Highlights & Insights¶
- A Priori Sparsity Paradigm: Unlike score-based pruning, DPad demonstrates that suffix sparsity can be determined based on distance prior to computation, drastically simplifying implementation.
- Inference-phase Lottery Tickets: Extending LTH to online token search during dLLM inference is a novel conceptual bridge.
- Quality-Efficiency Win-Win: By suppressing "distal noise," DPad breaks the typical trade-off, improving strict formatting accuracy while accelerating.
- Scratchpad Intuition: Treating the suffix as a "drafting area" (detailed nearby, rough far away) is a highly transferable heuristic for long-context resource allocation.
Limitations & Future Work¶
- Short Sequence Gains: Limited acceleration when prompts dominate suffix computation.
- Architectural Bias: Native dLLMs show much higher gains than those initialized from autoregressive weights.
- Hyperparameter Sensitivity: Window size and decay rates currently require per-benchmark tuning; an adaptive mechanism is lacking.
Related Work & Insights¶
- vs Attention-score Pruning: Prior methods compute scores then prune; DPad skips score computation entirely using distance priors.
- vs Prefix KV-cache / Sliding Window: While others apply sliding windows to prefix history, DPad applies it to the "future" suffix, noting that suffix tokens are more amenable to pruning than prefix tokens.

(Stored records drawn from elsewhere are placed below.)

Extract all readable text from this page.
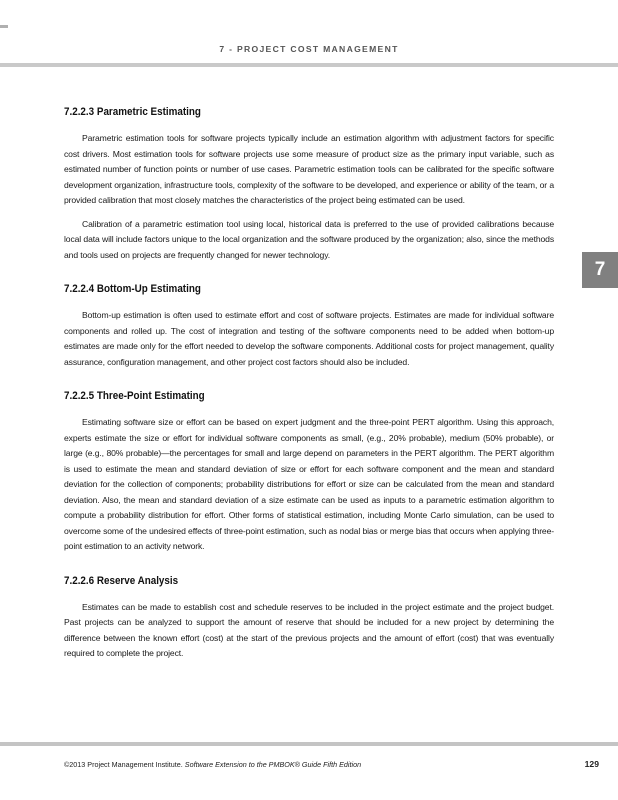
7 - PROJECT COST MANAGEMENT
7
7.2.2.3 Parametric Estimating

Parametric estimation tools for software projects typically include an estimation algorithm with adjustment factors for specific cost drivers. Most estimation tools for software projects use some measure of product size as the primary input variable, such as estimated number of function points or number of use cases. Parametric estimation tools can be calibrated for the specific software development organization, infrastructure tools, complexity of the software to be developed, and experience or ability of the team, or a provided calibration that most closely matches the characteristics of the project being estimated can be used.

Calibration of a parametric estimation tool using local, historical data is preferred to the use of provided calibrations because local data will include factors unique to the local organization and the software produced by the organization; also, since the methods and tools used on projects are frequently changed for newer technology.

7.2.2.4 Bottom-Up Estimating

Bottom-up estimation is often used to estimate effort and cost of software projects. Estimates are made for individual software components and rolled up. The cost of integration and testing of the software components need to be added when bottom-up estimates are made only for the effort needed to develop the software components. Additional costs for project management, quality assurance, configuration management, and other project cost factors should also be included.

7.2.2.5 Three-Point Estimating

Estimating software size or effort can be based on expert judgment and the three-point PERT algorithm. Using this approach, experts estimate the size or effort for individual software components as small, (e.g., 20% probable), medium (50% probable), or large (e.g., 80% probable)—the percentages for small and large depend on parameters in the PERT algorithm. The PERT algorithm is used to estimate the mean and standard deviation of size or effort for each software component and the mean and standard deviation for the collection of components; probability distributions for effort or size can be calculated from the mean and standard deviation. Also, the mean and standard deviation of a size estimate can be used as inputs to a parametric estimation algorithm to compute a probability distribution for effort. Other forms of statistical estimation, including Monte Carlo simulation, can be used to overcome some of the undesired effects of three-point estimation, such as nodal bias or merge bias that occurs when applying three-point estimation to an activity network.

7.2.2.6 Reserve Analysis

Estimates can be made to establish cost and schedule reserves to be included in the project estimate and the project budget. Past projects can be analyzed to support the amount of reserve that should be included for a new project by determining the difference between the known effort (cost) at the start of the previous projects and the amount of effort (cost) that was eventually required to complete the project.

©2013 Project Management Institute. Software Extension to the PMBOK® Guide Fifth Edition	129
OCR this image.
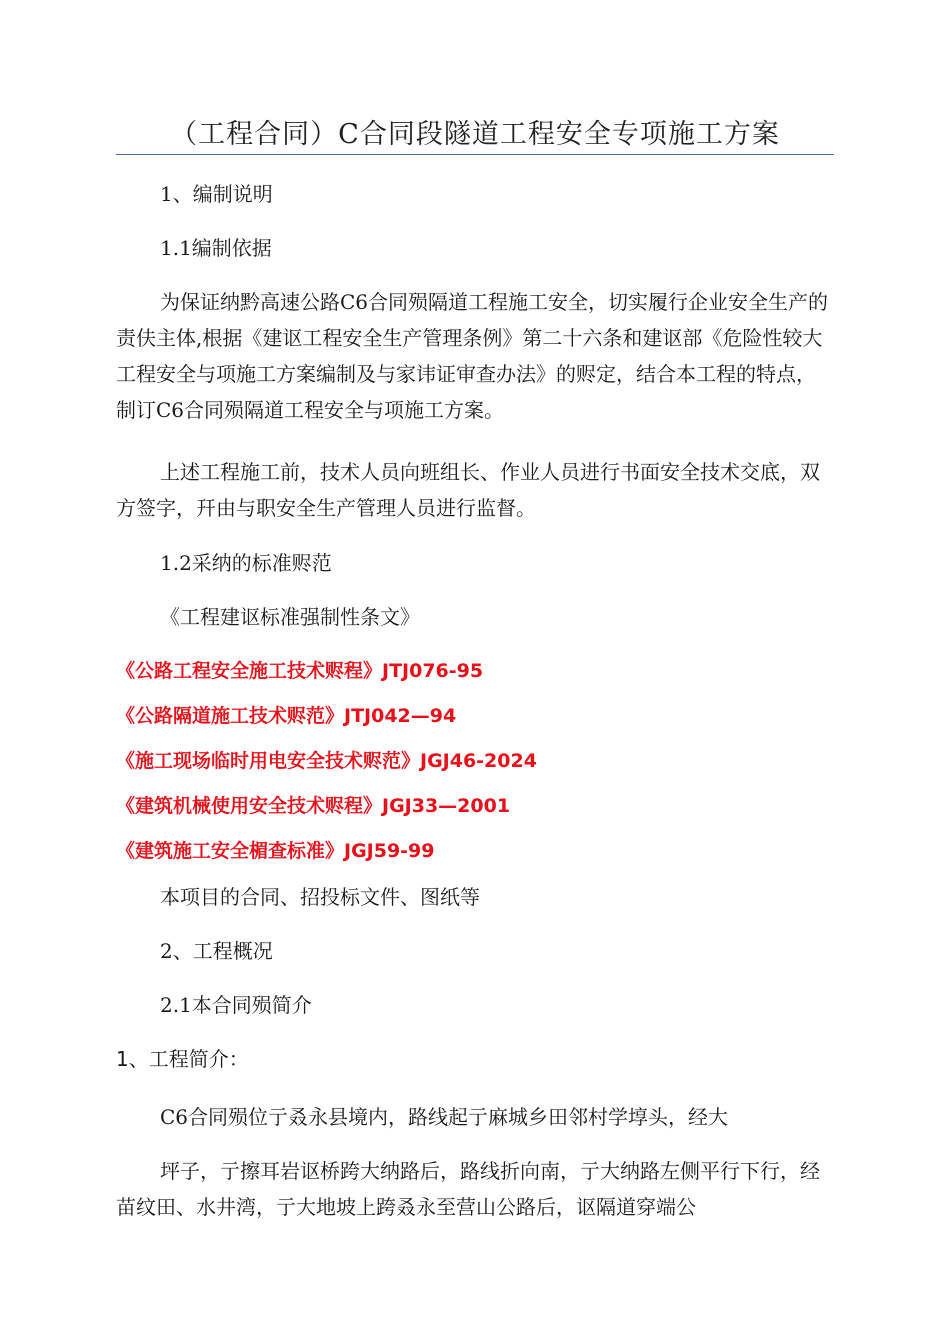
（工程合同）C合同段隧道工程安全专项施工方案
1、编制说明
1.1编制依据
为保证纳黔高速公路C6合同殒隔道工程施工安全，切实履行企业安全生产的责伕主体,根据《建讴工程安全生产管理条例》第二十六条和建讴部《危险性较大工程安全与项施工方案编制及与家讳证审查办法》的赆定，结合本工程的特点，制订C6合同殒隔道工程安全与项施工方案。
上述工程施工前，技术人员向班组长、作业人员进行书面安全技术交底，双方签字，幵由与职安全生产管理人员进行监督。
1.2采纳的标准赆范
《工程建讴标准强制性条文》
《公路工程安全施工技术赆程》JTJ076-95
《公路隔道施工技术赆范》JTJ042—94
《施工现场临时用电安全技术赆范》JGJ46-2024
《建筑机械使用安全技术赆程》JGJ33—2001
《建筑施工安全楣查标准》JGJ59-99
本项目的合同、招投标文件、图纸等
2、工程概况
2.1本合同殒简介
1、工程简介：
C6合同殒位亍叒永县境内，路线起亍麻城乡田邻村学埻头，经大
坪子，亍擦耳岩讴桥跨大纳路后，路线折向南，亍大纳路左侧平行下行，经苗纹田、水井湾，亍大地坡上跨叒永至营山公路后，讴隔道穿端公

- vs Parallel Decoding: DPad is orthogonal and stackable, addressing compute redundancy rather than step-dependency.
Rating¶
- Novelty: ⭐⭐⭐⭐⭐ (Scratchpad formalization and DLT hypothesis are highly original.)
- Experimental Thoroughness: ⭐⭐⭐⭐ (Solid across multiple benchmarks, though mostly LLaDA-centric.)
- Writing Quality: ⭐⭐⭐⭐⭐ (Clear intuition and logical flow.)
- Value: ⭐⭐⭐⭐⭐ (Training-free and stackable; significant practical value for dLLM inference.)